You would think people who use free market rhetoric to gain power would welcome discussion of free market reform. Oppressive conservatives will not tolerate discussions that give people control of their own health care. Since people are not allowed to discuss freedom to control the care for their own body, it brings up the question what are people allowed to talk about here in the Arch-Conservative state of Zion?

Well, there is the ever-important issue of legislating morality.

In 2009, to protect Utah citizens from bearing witness to the sin of pouring wine into a glass, the Arch-Conservative Utah legislature passed a law requiring restaurants to install a thing called a "Zion Curtain."

So, in the heart of a recession, restaurants were required to install expensive barriers that serve no function beyond appeasing the the self-righteousness of Conservative legislature. The law has been unevenly applied. Some restaurants were forced into expensive remodeling projects and others given a pass.

Restaurants have united against the law and have forced enough of the legislature to reconsider the hypocrisy. This stupid law is being reconsidered in 2013.

Mormons are people who whine about ObamaCare while routinely engaging in the same totalitarian thinking. Meanwhile, Independents like me see the Republican Party as disgusting as the Democratic Party.

Friday, March 01, 2013

Tea Party v. Groomed GOP

Yes, some of the Tea Party candidates were silly and were unelectable.

Need I remind you? An extremely large number of the groomed candidates have proven disastrous as well.

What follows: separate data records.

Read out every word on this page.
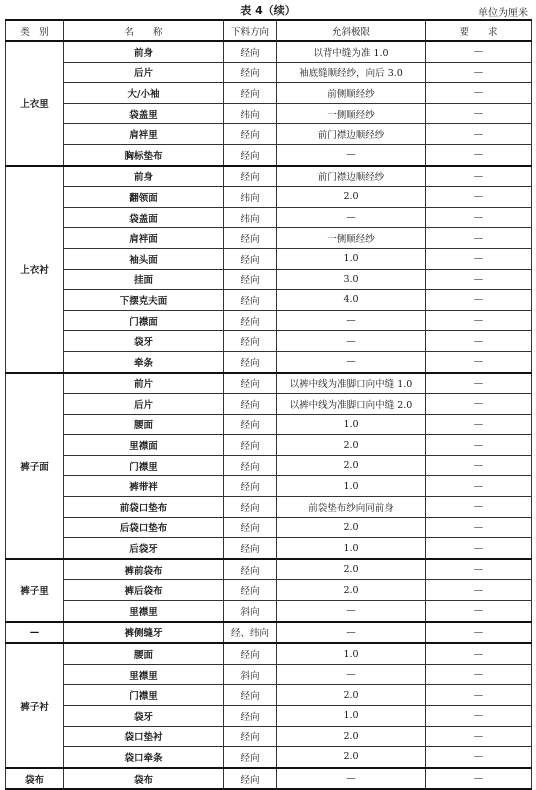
表 4（续）	单位为厘米
类　别	名　　称	下料方向	允斜极限	要　　求
上衣里	前身	经向	以背中缝为准 1.0	—
	后片	经向	袖底缝顺经纱，向后 3.0	—
	大/小袖	经向	前侧顺经纱	—
	袋盖里	纬向	一侧顺经纱	—
	肩袢里	经向	前门襟边顺经纱	—
	胸标垫布	经向	—	—
上衣衬	前身	经向	前门襟边顺经纱	—
	翻领面	纬向	2.0	—
	袋盖面	纬向	—	—
	肩袢面	经向	一侧顺经纱	—
	袖头面	经向	1.0	—
	挂面	经向	3.0	—
	下摆克夫面	经向	4.0	—
	门襟面	经向	—	—
	袋牙	经向	—	—
	牵条	经向	—	—
裤子面	前片	经向	以裤中线为准脚口向中缝 1.0	—
	后片	经向	以裤中线为准脚口向中缝 2.0	—
	腰面	经向	1.0	—
	里襟面	经向	2.0	—
	门襟里	经向	2.0	—
	裤带袢	经向	1.0	—
	前袋口垫布	经向	前袋垫布纱向同前身	—
	后袋口垫布	经向	2.0	—
	后袋牙	经向	1.0	—
裤子里	裤前袋布	经向	2.0	—
	裤后袋布	经向	2.0	—
	里襟里	斜向	—	—
—	裤侧缝牙	经、纬向	—	—
裤子衬	腰面	经向	1.0	—
	里襟里	斜向	—	—
	门襟里	经向	2.0	—
	袋牙	经向	1.0	—
	袋口垫衬	经向	2.0	—
	袋口牵条	经向	2.0	—
袋布	袋布	经向	—	—
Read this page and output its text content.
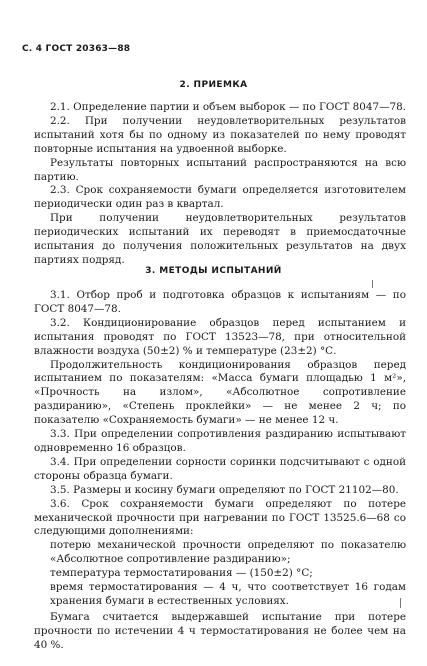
С. 4 ГОСТ 20363—88
2. ПРИЕМКА

2.1. Определение партии и объем выборок — по ГОСТ 8047—78.

2.2. При получении неудовлетворительных результатов испытаний хотя бы по одному из показателей по нему проводят повторные испытания на удвоенной выборке.

Результаты повторных испытаний распространяются на всю партию.

2.3. Срок сохраняемости бумаги определяется изготовителем периодически один раз в квартал.

При получении неудовлетворительных результатов периодических испытаний их переводят в приемосдаточные испытания до получения положительных результатов на двух партиях подряд.

3. МЕТОДЫ ИСПЫТАНИЙ

3.1. Отбор проб и подготовка образцов к испытаниям — по ГОСТ 8047—78.

3.2. Кондиционирование образцов перед испытанием и испытания проводят по ГОСТ 13523—78, при относительной влажности воздуха (50±2) % и температуре (23±2) °С.

Продолжительность кондиционирования образцов перед испытанием по показателям: «Масса бумаги площадью 1 м²», «Прочность на излом», «Абсолютное сопротивление раздиранию», «Степень проклейки» — не менее 2 ч; по показателю «Сохраняемость бумаги» — не менее 12 ч.

3.3. При определении сопротивления раздиранию испытывают одновременно 16 образцов.

3.4. При определении сорности соринки подсчитывают с одной стороны образца бумаги.

3.5. Размеры и косину бумаги определяют по ГОСТ 21102—80.

3.6. Срок сохраняемости бумаги определяют по потере механической прочности при нагревании по ГОСТ 13525.6—68 со следующими дополнениями:

потерю механической прочности определяют по показателю «Абсолютное сопротивление раздиранию»;

температура термостатирования — (150±2) °С;

время термостатирования — 4 ч, что соответствует 16 годам хранения бумаги в естественных условиях.

Бумага считается выдержавшей испытание при потере прочности по истечении 4 ч термостатирования не более чем на 40 %.
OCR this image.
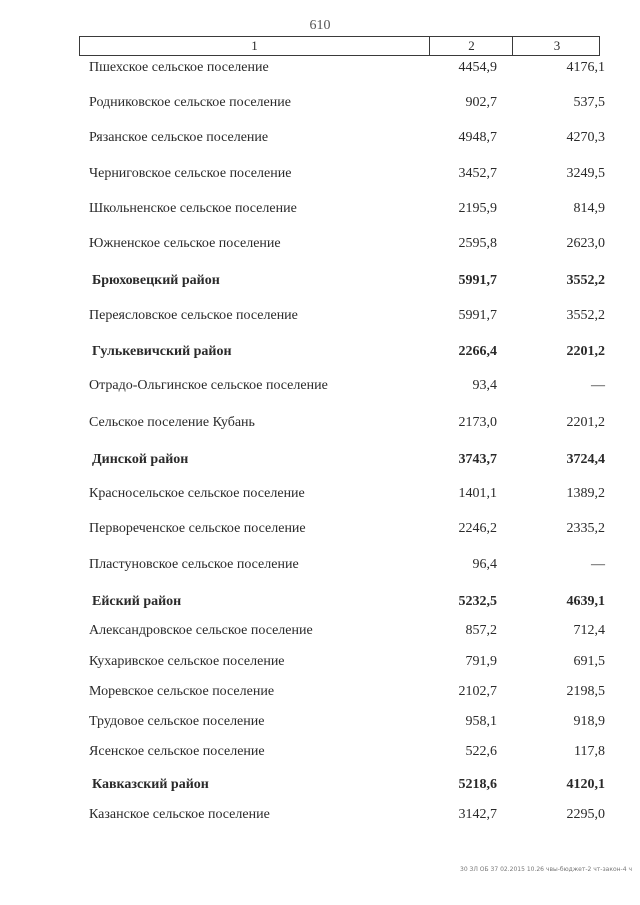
610
1	2	3
Пшехское сельское поселение	4454,9	4176,1
Родниковское сельское поселение	902,7	537,5
Рязанское сельское поселение	4948,7	4270,3
Черниговское сельское поселение	3452,7	3249,5
Школьненское сельское поселение	2195,9	814,9
Южненское сельское поселение	2595,8	2623,0
Брюховецкий район	5991,7	3552,2
Переясловское сельское поселение	5991,7	3552,2
Гулькевичский район	2266,4	2201,2
Отрадо-Ольгинское сельское поселение	93,4	—
Сельское поселение Кубань	2173,0	2201,2
Динской район	3743,7	3724,4
Красносельское сельское поселение	1401,1	1389,2
Первореченское сельское поселение	2246,2	2335,2
Пластуновское сельское поселение	96,4	—
Ейский район	5232,5	4639,1
Александровское сельское поселение	857,2	712,4
Кухаривское сельское поселение	791,9	691,5
Моревское сельское поселение	2102,7	2198,5
Трудовое сельское поселение	958,1	918,9
Ясенское сельское поселение	522,6	117,8
Кавказский район	5218,6	4120,1
Казанское сельское поселение	3142,7	2295,0
30 ЗЛ ОБ 37 02.2015 10.26 чвы-бюджет-2 чт-закон-4 ч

Mitt Romney was groomed for the presidency from birth. He fit the image of electability to a tee, and lost big time in 2012.  Many Republicans went down on the coattails of Romney.

In contrast, during the Tea Party election of 2010, there was palpable energy and all elements of the Republican rose with the enthusiasm.

The most disastrous episode in Republican history was the Bush Administration. The Bush administration was a solid 8 years of groomed candidates who held re-election over ideals. The Bush Administration expanded government at every turn. Increased spending to buy re-election.

When all was said and done, the Republican Party was left with nothing but scandal with Obama and the Democrats winning a super majority.

The idea that electability trumps ideals is wrong on two levels. A long history of scandals has proven that groomed candidates are as likely to be flawed as idealistic Tea Party candidates.

When groomed candidates win, they are more likely to sell out the ideals of a free society than the idealistic ones.

Republicans won big in 2010 when people were talking about ideals.

Republicans lost in 2012 and 2008 when grooming was the primary concern.

Both Romney and McCain were perfectly groomed. Both matched the Republican ideal of an electable candidate.

Both lost.

In the long run, winning the war of ideas is far more important than any given candidacy. The freedom movement would do well to get off this kick that electability matters more than ideas and discuss ideas.

NOTE: For the last five years I've been hoping to find a group of people willing to meet and talk about free market health care?

I confess. I am an independent and not a Republican. I think the GOP should be ashamed that people who want to talk about free market ideals are completely shut out. I spent every penny I had and drove over 10,000 to find some one in the Republican Party interested in overturning PPACA.

If I was a member of the GOP, I would be ashamed of my party for shutting people out like it does.